Anyway, it’s been getting longer and more refined, but I was working on a message to send myself twenty years ago, when I’m 6, before I started having emotional issues, before counseling and anxiety attacks and bullying and before criminal charges and before I ever got pulled out or kicked out of school. And the following message is what I’ve got right now, if I could give myself one message, knowing beyond a doubt that it was from myself, somehow, at age six, this is it:

“You like to learn, and some teachers are interested in teaching you, but most only want to teach you to obey, to conform, and you have to do what it takes to keep them happy in order to get what you want later, so learn to relax, take an IQ test, and whenever you are attacked, whether it is physically, mentally, or emotionally, whether it is by peers or by authority figures, try to remember that they are probably just trying to make themselves feel better by hurting you, so don’t give them the satisfaction; instead ensure that they have to take responsibility for their actions, just as you take responsibility for yours.”

The italicized phrase is italicized so I can mention it here, not to give it emphasis in the message. If I were to communicate with my 16 year old self, I could send this same message, except for the italicized portion, and it would likely have the best and most predictable positive effect on me from that point forward, more than anything more specific could. Heck, I could send just the part before the italicized portion and change the face of my college career.
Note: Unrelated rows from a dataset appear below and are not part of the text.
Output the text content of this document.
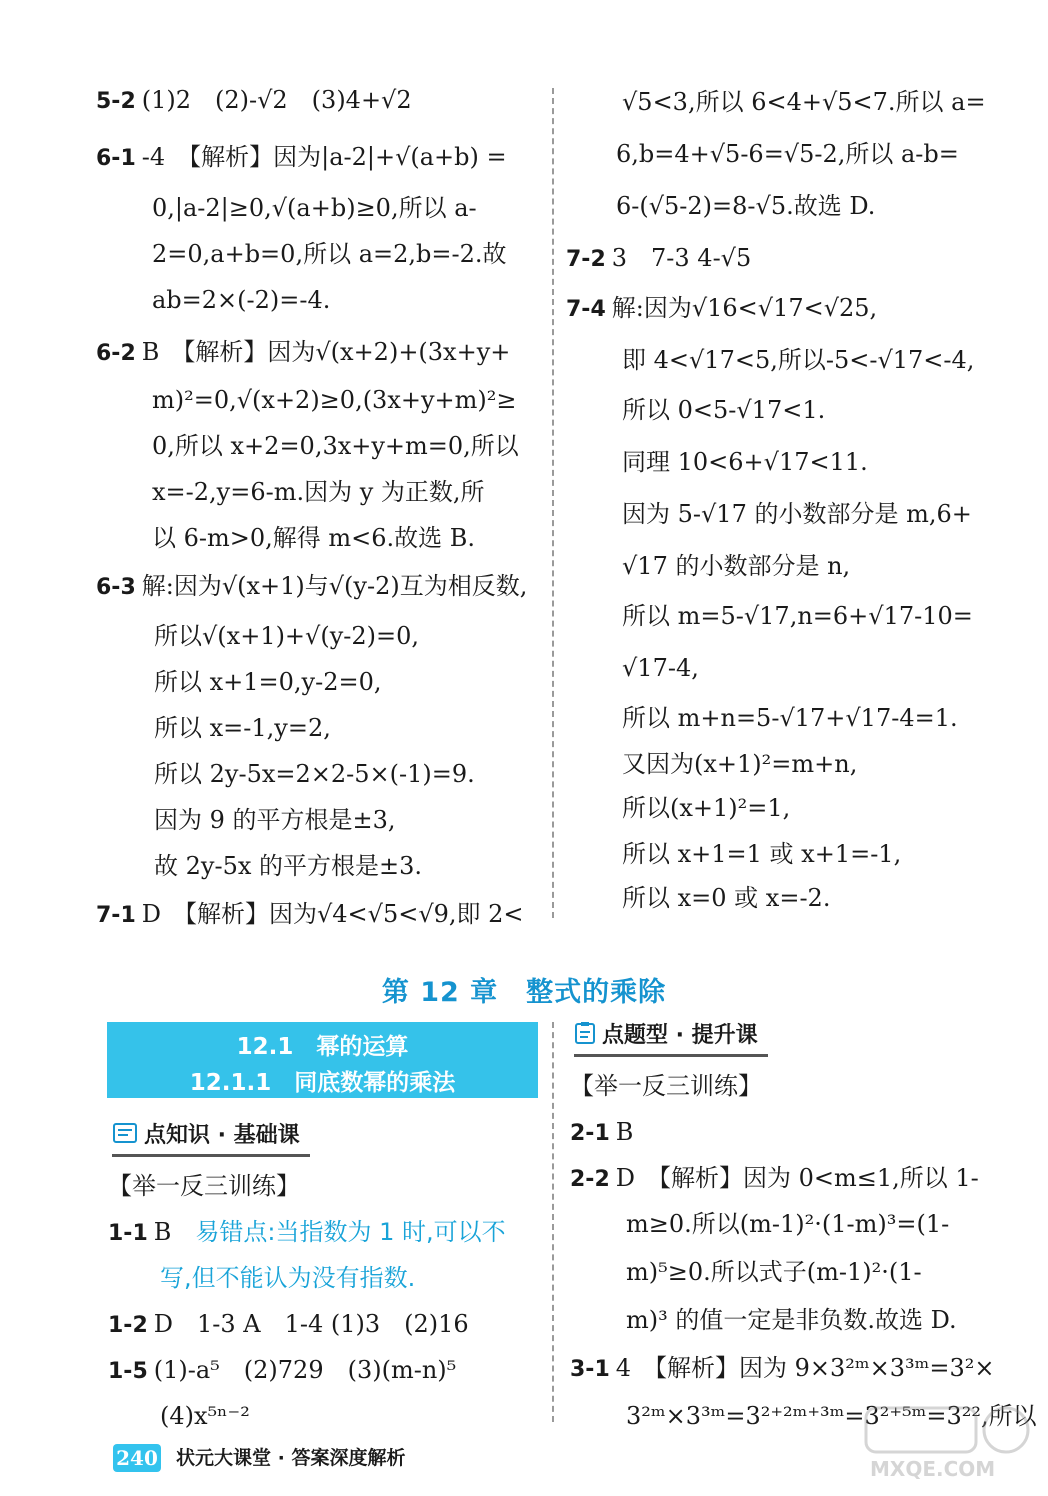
5-2 (1)2　(2)-√2　(3)4+√2
6-1 -4　【解析】因为|a-2|+√(a+b) =
0,|a-2|≥0,√(a+b)≥0,所以 a-
2=0,a+b=0,所以 a=2,b=-2.故
ab=2×(-2)=-4.
6-2 B　【解析】因为√(x+2)+(3x+y+
m)²=0,√(x+2)≥0,(3x+y+m)²≥
0,所以 x+2=0,3x+y+m=0,所以
x=-2,y=6-m.因为 y 为正数,所
以 6-m>0,解得 m<6.故选 B.
6-3 解:因为√(x+1)与√(y-2)互为相反数,
所以√(x+1)+√(y-2)=0,
所以 x+1=0,y-2=0,
所以 x=-1,y=2,
所以 2y-5x=2×2-5×(-1)=9.
因为 9 的平方根是±3,
故 2y-5x 的平方根是±3.
7-1 D　【解析】因为√4<√5<√9,即 2<
√5<3,所以 6<4+√5<7.所以 a=
6,b=4+√5-6=√5-2,所以 a-b=
6-(√5-2)=8-√5.故选 D.
7-2 3　7-3 4-√5
7-4 解:因为√16<√17<√25,
即 4<√17<5,所以-5<-√17<-4,
所以 0<5-√17<1.
同理 10<6+√17<11.
因为 5-√17 的小数部分是 m,6+
√17 的小数部分是 n,
所以 m=5-√17,n=6+√17-10=
√17-4,
所以 m+n=5-√17+√17-4=1.
又因为(x+1)²=m+n,
所以(x+1)²=1,
所以 x+1=1 或 x+1=-1,
所以 x=0 或 x=-2.
第 12 章　整式的乘除
12.1　幂的运算
12.1.1　同底数幂的乘法
点知识 · 基础课
【举一反三训练】
1-1 B　易错点:当指数为 1 时,可以不
写,但不能认为没有指数.
1-2 D　1-3 A　1-4 (1)3　(2)16
1-5 (1)-a⁵　(2)729　(3)(m-n)⁵
(4)x⁵ⁿ⁻²
点题型 · 提升课
【举一反三训练】
2-1 B
2-2 D　【解析】因为 0<m≤1,所以 1-
m≥0.所以(m-1)²·(1-m)³=(1-
m)⁵≥0.所以式子(m-1)²·(1-
m)³ 的值一定是非负数.故选 D.
3-1 4　【解析】因为 9×3²ᵐ×3³ᵐ=3²×
3²ᵐ×3³ᵐ=3²⁺²ᵐ⁺³ᵐ=3²⁺⁵ᵐ=3²²,所以
240 状元大课堂 · 答案深度解析	MXQE.COM
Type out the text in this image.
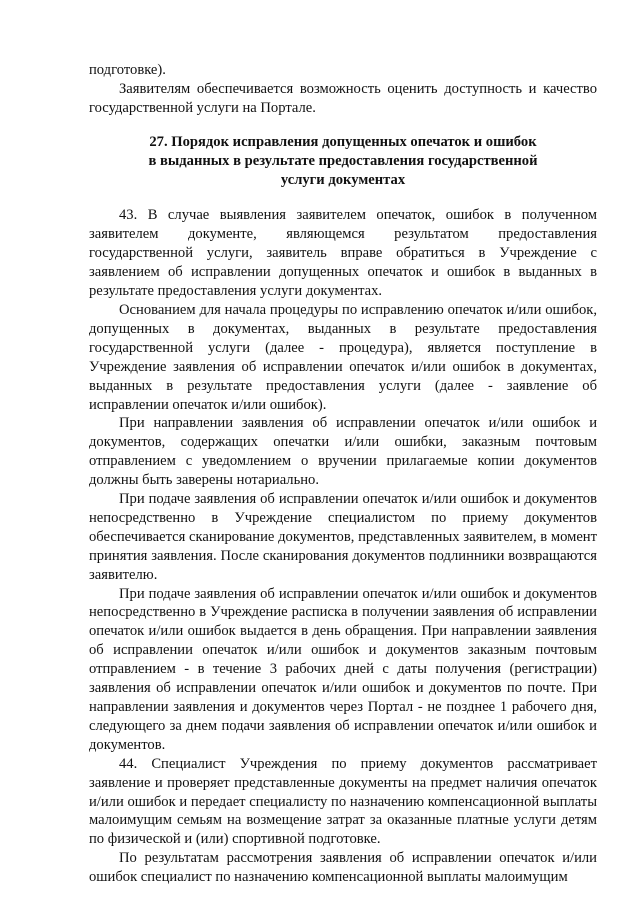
подготовке).

Заявителям обеспечивается возможность оценить доступность и качество государственной услуги на Портале.

27. Порядок исправления допущенных опечаток и ошибок
в выданных в результате предоставления государственной
услуги документах

43. В случае выявления заявителем опечаток, ошибок в полученном заявителем документе, являющемся результатом предоставления государственной услуги, заявитель вправе обратиться в Учреждение с заявлением об исправлении допущенных опечаток и ошибок в выданных в результате предоставления услуги документах.

Основанием для начала процедуры по исправлению опечаток и/или ошибок, допущенных в документах, выданных в результате предоставления государственной услуги (далее - процедура), является поступление в Учреждение заявления об исправлении опечаток и/или ошибок в документах, выданных в результате предоставления услуги (далее - заявление об исправлении опечаток и/или ошибок).

При направлении заявления об исправлении опечаток и/или ошибок и документов, содержащих опечатки и/или ошибки, заказным почтовым отправлением с уведомлением о вручении прилагаемые копии документов должны быть заверены нотариально.

При подаче заявления об исправлении опечаток и/или ошибок и документов непосредственно в Учреждение специалистом по приему документов обеспечивается сканирование документов, представленных заявителем, в момент принятия заявления. После сканирования документов подлинники возвращаются заявителю.

При подаче заявления об исправлении опечаток и/или ошибок и документов непосредственно в Учреждение расписка в получении заявления об исправлении опечаток и/или ошибок выдается в день обращения. При направлении заявления об исправлении опечаток и/или ошибок и документов заказным почтовым отправлением - в течение 3 рабочих дней с даты получения (регистрации) заявления об исправлении опечаток и/или ошибок и документов по почте. При направлении заявления и документов через Портал - не позднее 1 рабочего дня, следующего за днем подачи заявления об исправлении опечаток и/или ошибок и документов.

44. Специалист Учреждения по приему документов рассматривает заявление и проверяет представленные документы на предмет наличия опечаток и/или ошибок и передает специалисту по назначению компенсационной выплаты малоимущим семьям на возмещение затрат за оказанные платные услуги детям по физической и (или) спортивной подготовке.

По результатам рассмотрения заявления об исправлении опечаток и/или ошибок специалист по назначению компенсационной выплаты малоимущим
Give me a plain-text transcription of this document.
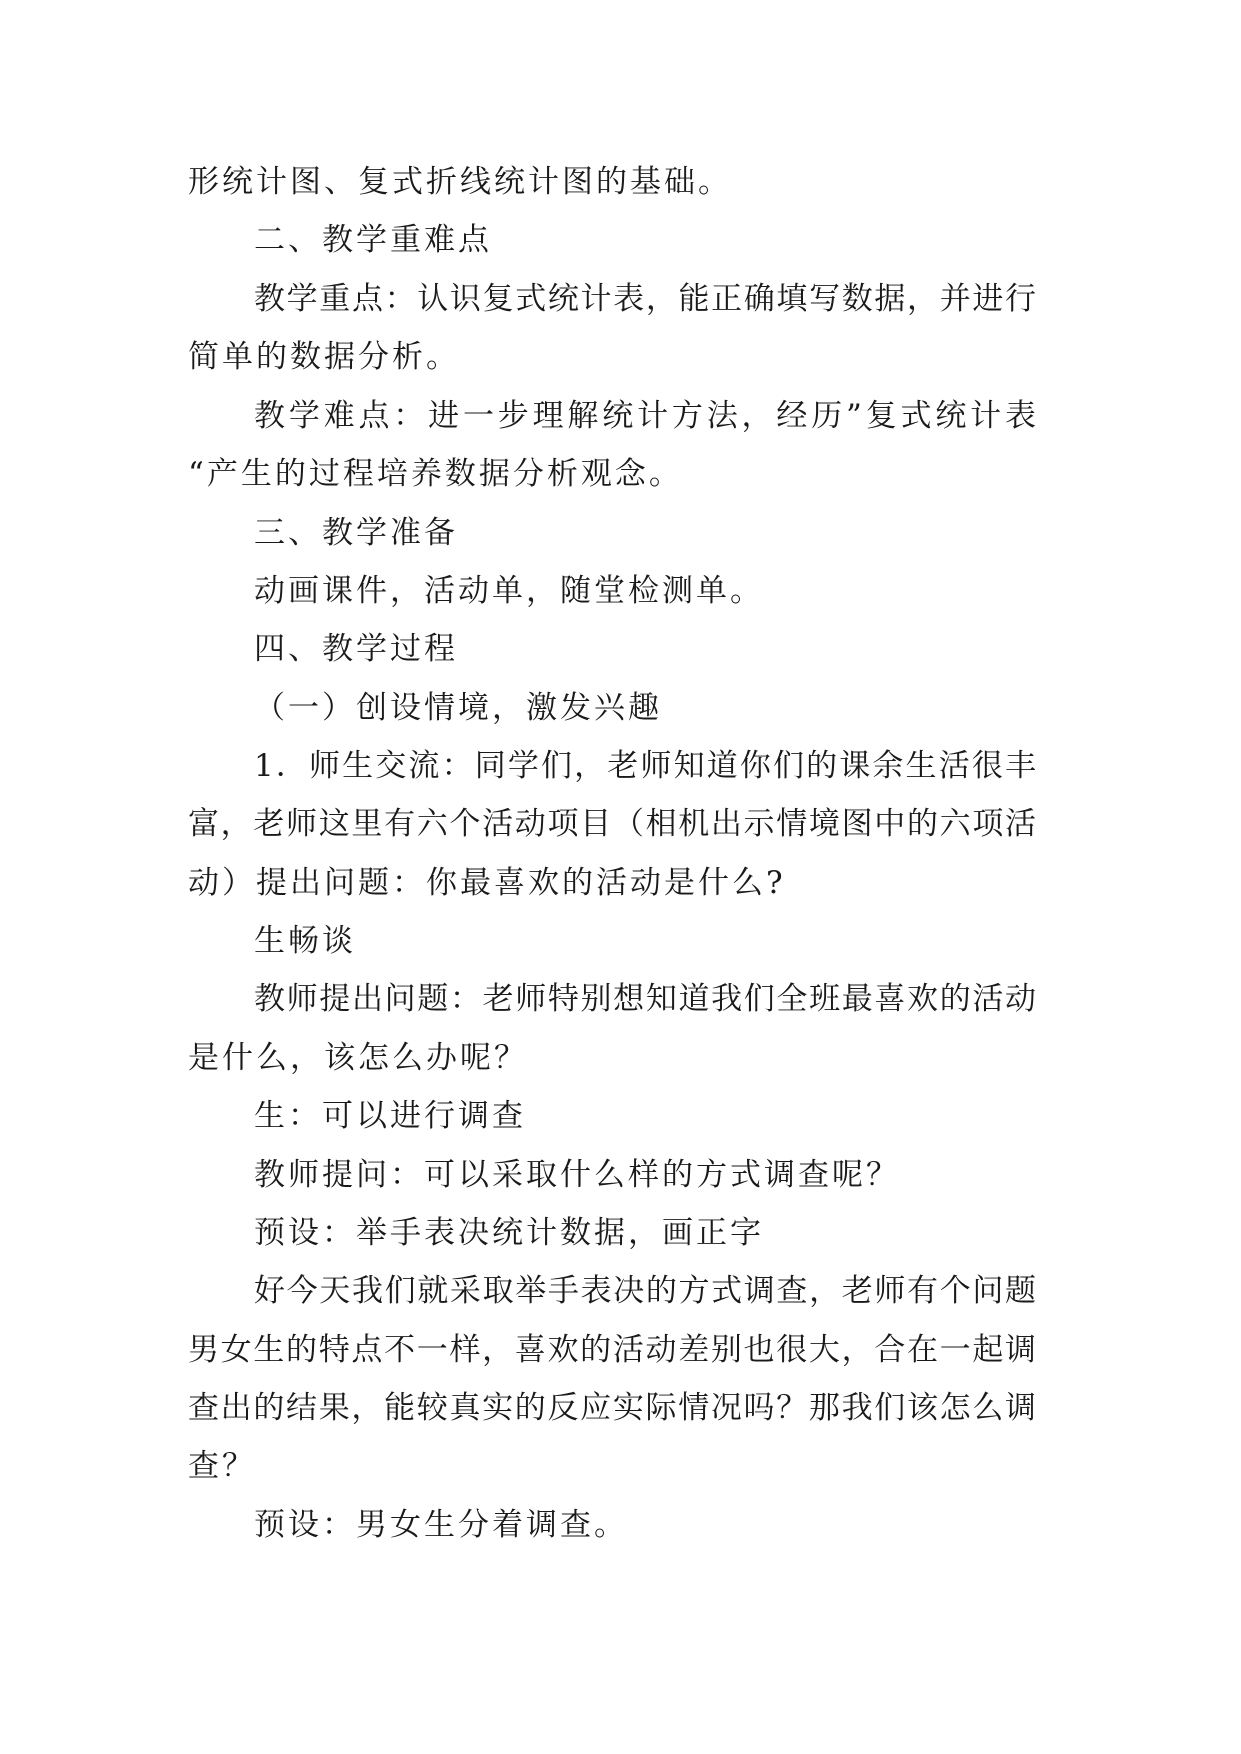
形统计图、复式折线统计图的基础。
二、教学重难点
教学重点：认识复式统计表，能正确填写数据，并进行
简单的数据分析。
教学难点：进一步理解统计方法，经历”复式统计表
“产生的过程培养数据分析观念。
三、教学准备
动画课件，活动单，随堂检测单。
四、教学过程
（一）创设情境，激发兴趣
1．师生交流：同学们，老师知道你们的课余生活很丰
富，老师这里有六个活动项目（相机出示情境图中的六项活
动）提出问题：你最喜欢的活动是什么?
生畅谈
教师提出问题：老师特别想知道我们全班最喜欢的活动
是什么，该怎么办呢？
生：可以进行调查
教师提问：可以采取什么样的方式调查呢？
预设：举手表决统计数据，画正字
好今天我们就采取举手表决的方式调查，老师有个问题
男女生的特点不一样，喜欢的活动差别也很大，合在一起调
查出的结果，能较真实的反应实际情况吗？那我们该怎么调
查？
预设：男女生分着调查。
But I’d prefer to send the whole thing to myself at or about age six.

I believe that a lot of the social and educational problems I’ve encountered in my life, and more that stem from those, are a result of a basic misunderstanding of school and teachers; until right around the time I was kicked out of ASU in 1998, I really thought that the purpose of going to school/college was to learn, that the purpose of taking a class was to learn its subject matter, and that the purpose of the class and the teacher was to teach me that subject matter. Sadly, as I now know, learning, especially learning the subject matter of each class, if it occurs, tends to be a tangential side effect of meeting the course requirements set by the professors – at the college level, anyway – and not generally included in the purpose of the class in the professors’ minds. But to get what you want, and to get the side-effect of learning, you must play along.